Chronique livre : Ma dernière création est un piège à taupes – Mikhaïl Kalachnikov, sa vie, son oeuvre

d’Oliver Rohe

Voilà un bouquin terriblement futé et affûté, malin comme ça n’est pas permis, et véritablement passionnant. Ceux qui me connaissent un peu seront probablement étonnés de me voir lire un tel livre: je tremble devant la moindre tapette, considère le couteau à pain comme une arme de destruction massive, et pleure pendant trois semaines, lorsqu’à bout de nerfs, je me vois contrainte de tuer une souris à coup de granulés empoisonnés. Un livre sur l’inventeur de l’AK-47, c’était donc un peu beaucoup de violence armée pour la lectrice que je suis. Mais la manière de procéder d’Oliver Rohe vaut son pesant de munitions.

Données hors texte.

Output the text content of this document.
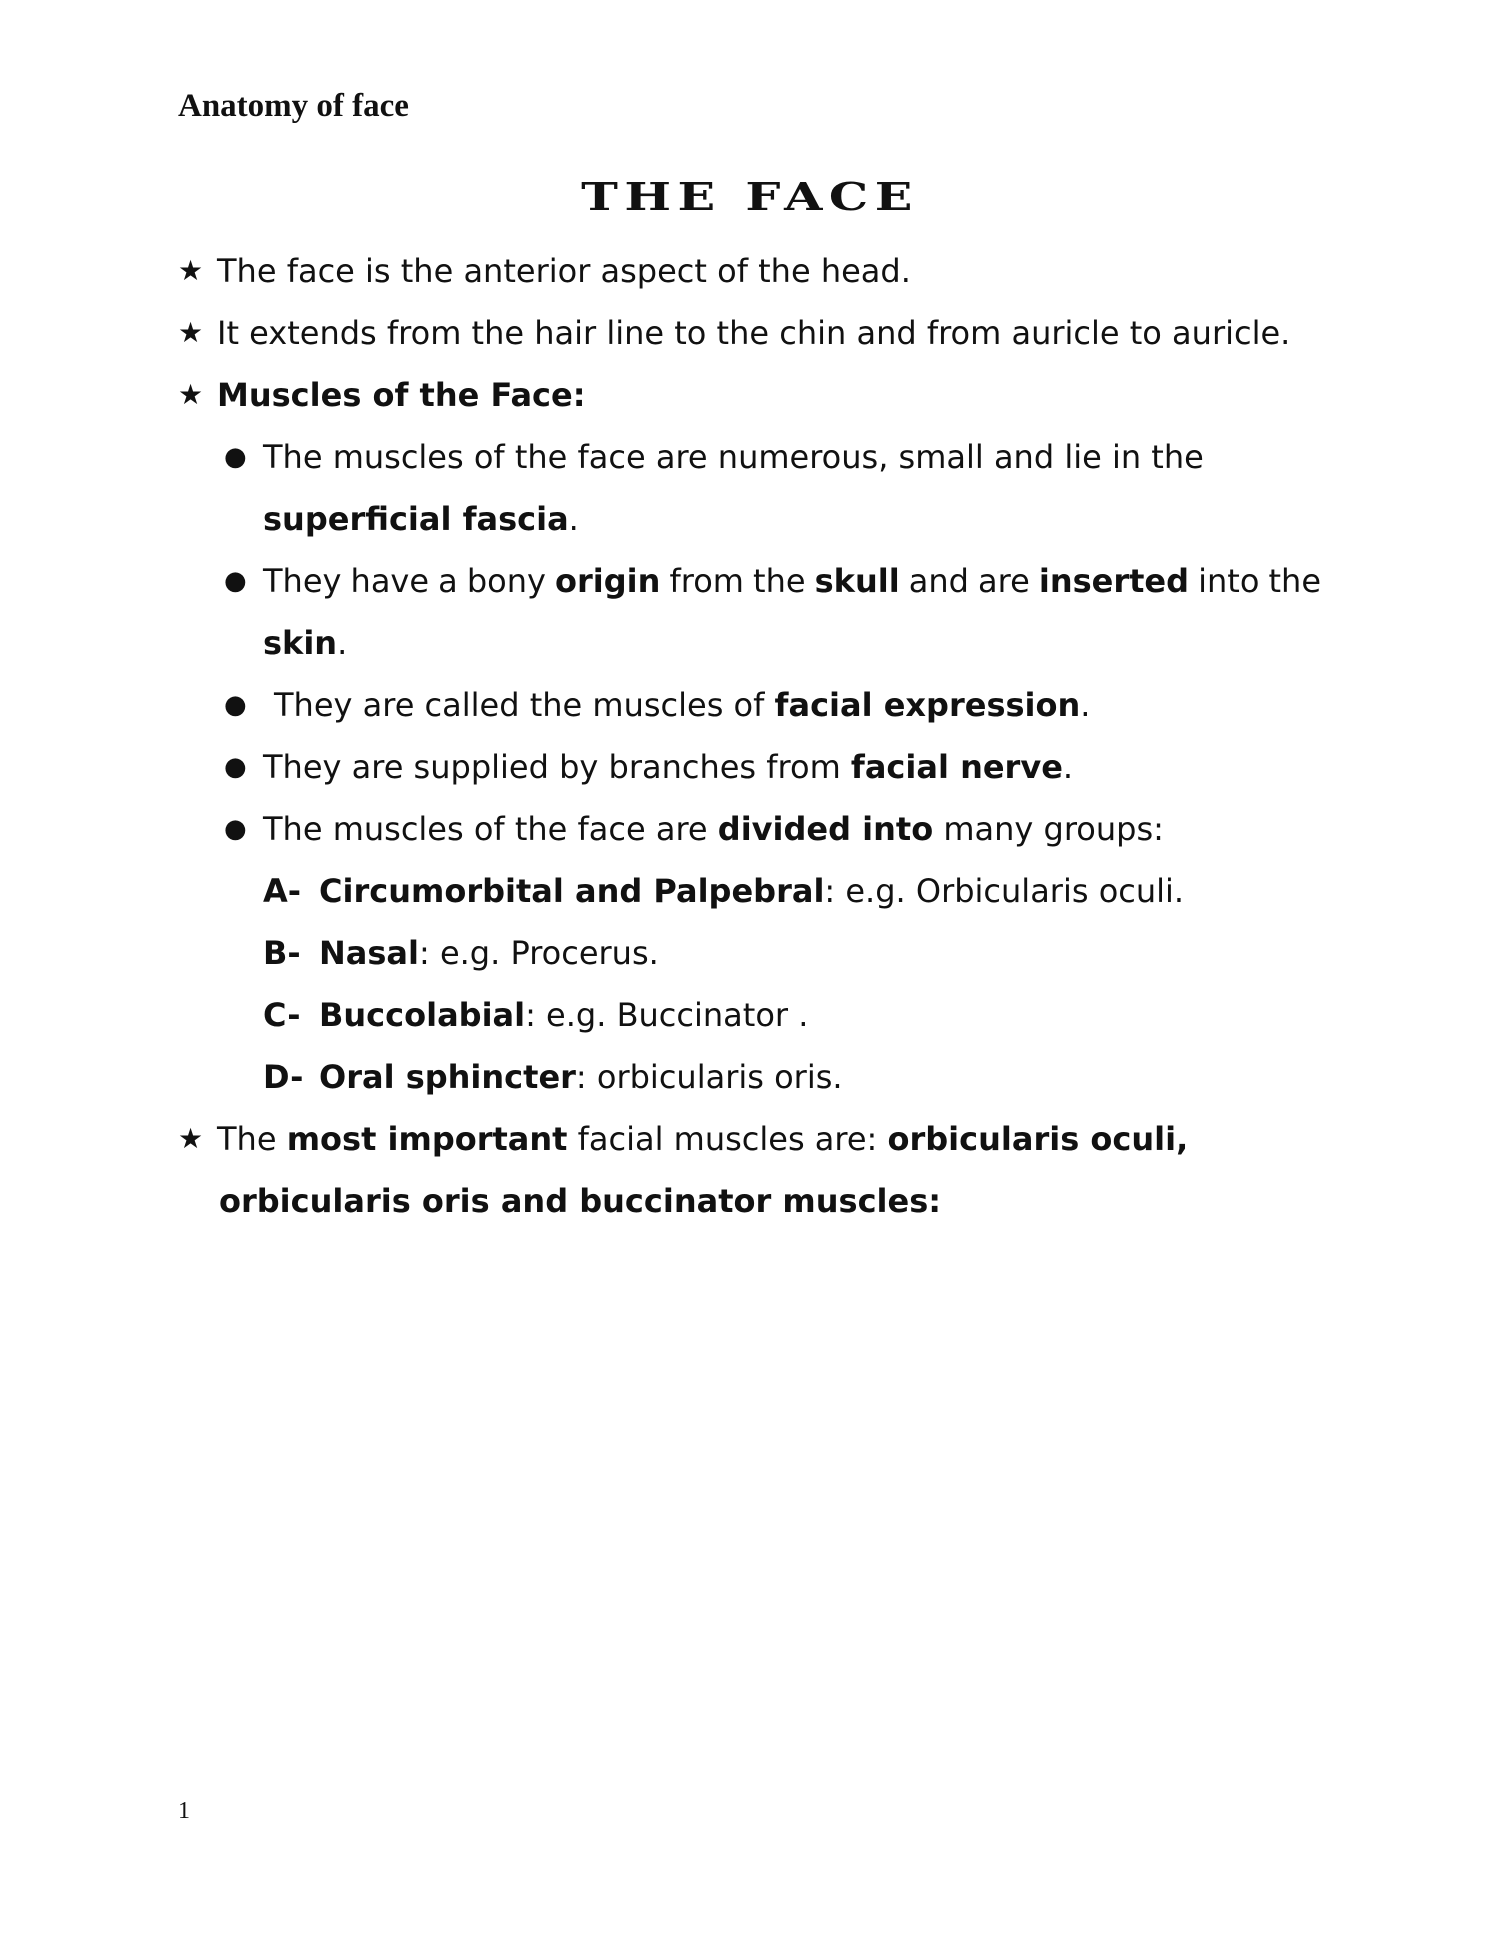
Anatomy of face
THE FACE
★ The face is the anterior aspect of the head.
★ It extends from the hair line to the chin and from auricle to auricle.
★ Muscles of the Face:
● The muscles of the face are numerous, small and lie in the
superficial fascia.
● They have a bony origin from the skull and are inserted into the
skin.
● They are called the muscles of facial expression.
● They are supplied by branches from facial nerve.
● The muscles of the face are divided into many groups:
A- Circumorbital and Palpebral: e.g. Orbicularis oculi.
B- Nasal: e.g. Procerus.
C- Buccolabial: e.g. Buccinator .
D- Oral sphincter: orbicularis oris.
★ The most important facial muscles are: orbicularis oculi,
orbicularis oris and buccinator muscles:
1
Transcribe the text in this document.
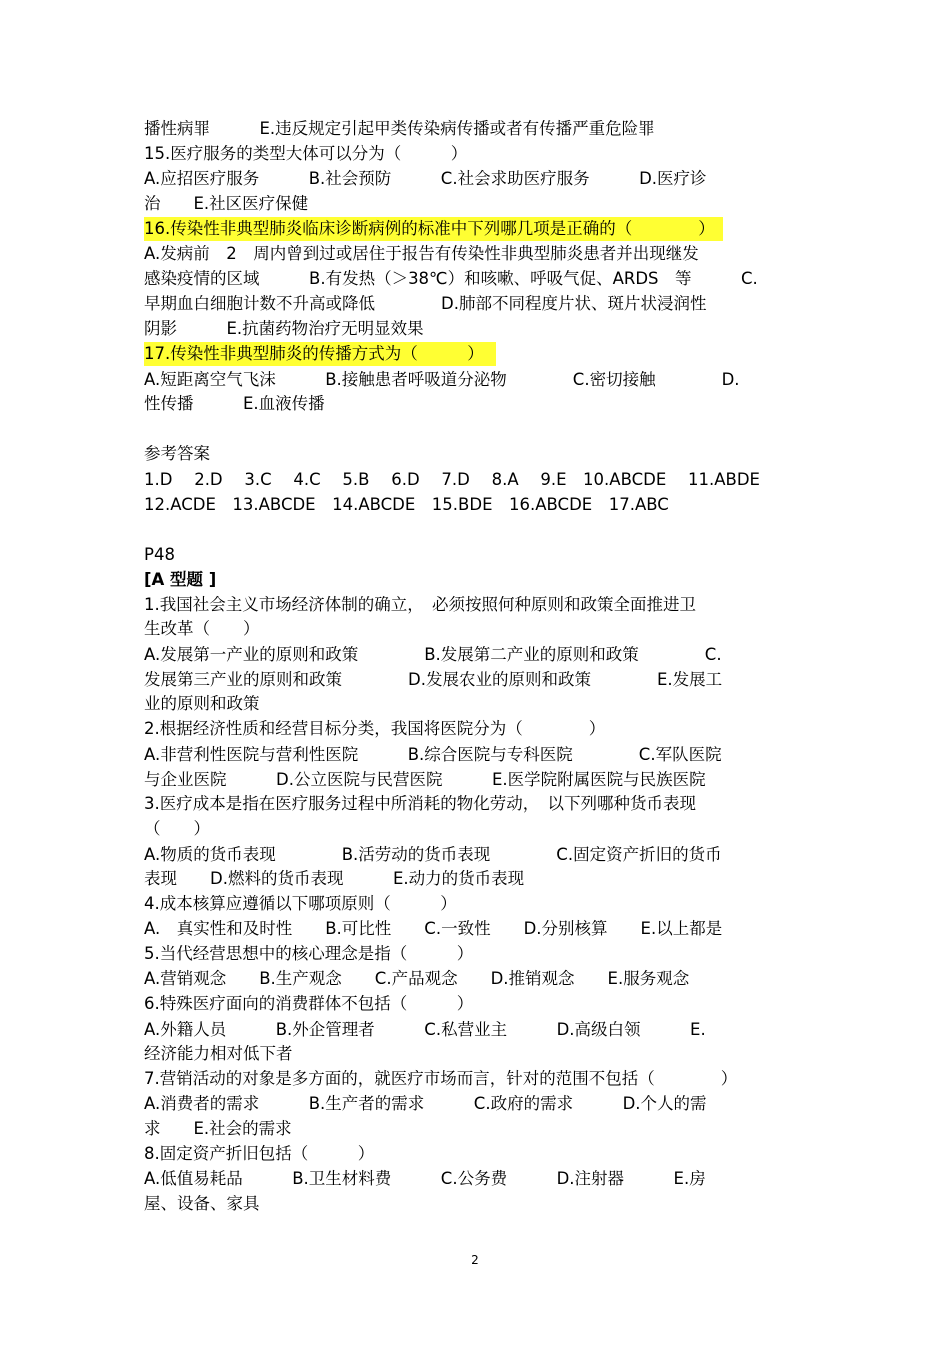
播性病罪　　　E.违反规定引起甲类传染病传播或者有传播严重危险罪

15.医疗服务的类型大体可以分为（　　　）

A.应招医疗服务　　　B.社会预防　　　C.社会求助医疗服务　　　D.医疗诊

治　　E.社区医疗保健

16.传染性非典型肺炎临床诊断病例的标准中下列哪几项是正确的（　　　　）

A.发病前　2　周内曾到过或居住于报告有传染性非典型肺炎患者并出现继发

感染疫情的区域　　　B.有发热（＞38℃）和咳嗽、呼吸气促、ARDS　等　　　C.

早期血白细胞计数不升高或降低　　　　D.肺部不同程度片状、斑片状浸润性

阴影　　　E.抗菌药物治疗无明显效果

17.传染性非典型肺炎的传播方式为（　　　）

A.短距离空气飞沫　　　B.接触患者呼吸道分泌物　　　　C.密切接触　　　　D.

性传播　　　E.血液传播

参考答案

1.D　 2.D　 3.C　 4.C　 5.B　 6.D　 7.D　 8.A　 9.E　10.ABCDE　 11.ABDE

12.ACDE　13.ABCDE　14.ABCDE　15.BDE　16.ABCDE　17.ABC

P48

[A 型题 ]

1.我国社会主义市场经济体制的确立，　必须按照何种原则和政策全面推进卫

生改革（　　）

A.发展第一产业的原则和政策　　　　B.发展第二产业的原则和政策　　　　C.

发展第三产业的原则和政策　　　　D.发展农业的原则和政策　　　　E.发展工

业的原则和政策

2.根据经济性质和经营目标分类，我国将医院分为（　　　　）

A.非营利性医院与营利性医院　　　B.综合医院与专科医院　　　　C.军队医院

与企业医院　　　D.公立医院与民营医院　　　E.医学院附属医院与民族医院

3.医疗成本是指在医疗服务过程中所消耗的物化劳动，　以下列哪种货币表现

（　　）

A.物质的货币表现　　　　B.活劳动的货币表现　　　　C.固定资产折旧的货币

表现　　D.燃料的货币表现　　　E.动力的货币表现

4.成本核算应遵循以下哪项原则（　　　）

A.　真实性和及时性　　B.可比性　　C.一致性　　D.分别核算　　E.以上都是

5.当代经营思想中的核心理念是指（　　　）

A.营销观念　　B.生产观念　　C.产品观念　　D.推销观念　　E.服务观念

6.特殊医疗面向的消费群体不包括（　　　）

A.外籍人员　　　B.外企管理者　　　C.私营业主　　　D.高级白领　　　E.

经济能力相对低下者

7.营销活动的对象是多方面的，就医疗市场而言，针对的范围不包括（　　　　）

A.消费者的需求　　　B.生产者的需求　　　C.政府的需求　　　D.个人的需

求　　E.社会的需求

8.固定资产折旧包括（　　　）

A.低值易耗品　　　B.卫生材料费　　　C.公务费　　　D.注射器　　　E.房

屋、设备、家具

2
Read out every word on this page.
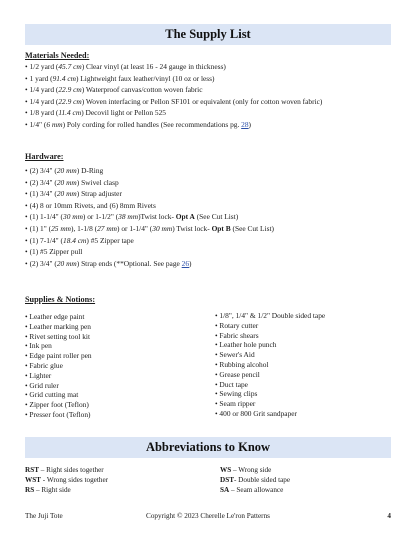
The Supply List
Materials Needed:
• 1/2 yard (45.7 cm) Clear vinyl (at least 16 - 24 gauge in thickness)
• 1 yard (91.4 cm) Lightweight faux leather/vinyl (10 oz or less)
• 1/4 yard (22.9 cm) Waterproof canvas/cotton woven fabric
• 1/4 yard (22.9 cm) Woven interfacing or Pellon SF101 or equivalent (only for cotton woven fabric)
• 1/8 yard (11.4 cm) Decovil light or Pellon 525
• 1/4" (6 mm) Poly cording for rolled handles (See recommendations pg. 28)
Hardware:
• (2) 3/4" (20 mm) D-Ring
• (2) 3/4" (20 mm) Swivel clasp
• (1) 3/4" (20 mm) Strap adjuster
• (4) 8 or 10mm Rivets, and (6) 8mm Rivets
• (1) 1-1/4" (30 mm) or 1-1/2" (38 mm)Twist lock- Opt A (See Cut List)
• (1) 1" (25 mm), 1-1/8 (27 mm) or 1-1/4" (30 mm) Twist lock- Opt B (See Cut List)
• (1) 7-1/4" (18.4 cm) #5 Zipper tape
• (1) #5 Zipper pull
• (2) 3/4" (20 mm) Strap ends (**Optional. See page 26)
Supplies & Notions:
• Leather edge paint
• Leather marking pen
• Rivet setting tool kit
• Ink pen
• Edge paint roller pen
• Fabric glue
• Lighter
• Grid ruler
• Grid cutting mat
• Zipper foot (Teflon)
• Presser foot (Teflon)
• 1/8", 1/4" & 1/2" Double sided tape
• Rotary cutter
• Fabric shears
• Leather hole punch
• Sewer's Aid
• Rubbing alcohol
• Grease pencil
• Duct tape
• Sewing clips
• Seam ripper
• 400 or 800 Grit sandpaper
Abbreviations to Know
RST – Right sides together
WST - Wrong sides together
RS – Right side
WS – Wrong side
DST- Double sided tape
SA – Seam allowance
The Juji Tote	Copyright © 2023 Cherelle Le'ron Patterns	4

L’auteur a choisi trois points de vue pour raconter le périple de cette arme : la biographie de son inventeur, l’histoire de l’arme elle-même ou plutôt l’évolution de l’arme dans l’Histoire et enfin, la description d’images emblématiques de l’usage de cette arme et de sa portée symbolique. De ce croisement, cet entremêlement entre le biographique, l’historique et la représentation d’un phénomène, naît une réelle profondeur, une vision en 3D du sujet. La vie de Kalachnikov révèle un ingénieur quasi-autodidacte, dont la folie monomaniaque créatrice et perfectionniste, est finalement à la (dé)mesure de l’histoire de l’arme qu’il a inventée. Cette folie créatrice, de l’arme idéale, a “porté ses fruits”, puisque l’utilisation massive et durable de l’AK-47, encore aujourd’hui est à la hauteur de l’intransigeance et de l’efficacité de son créateur. Mais tout l’intérêt de l’étude de l’histoire du fusil, c’est cette inversion symbolique de son utilisation, révélateur de l’évolution de la société. Tout d’abord arme purement communiste, puis “récupérée” par les groupuscules révolutionnaires de tous types, l’AK-47 est aujourd’hui un véritable symbole capitaliste, une marque de fabrique, dont les ventes et le trafic rapportent des sommes phénoménales. Glaçant.

L’écriture d’Oliver Rohe sobre, efficace, directe, n’est pourtant jamais asséchée. Et la construction alternée du récit en apporte tout le sel et la profondeur. Belle découverte.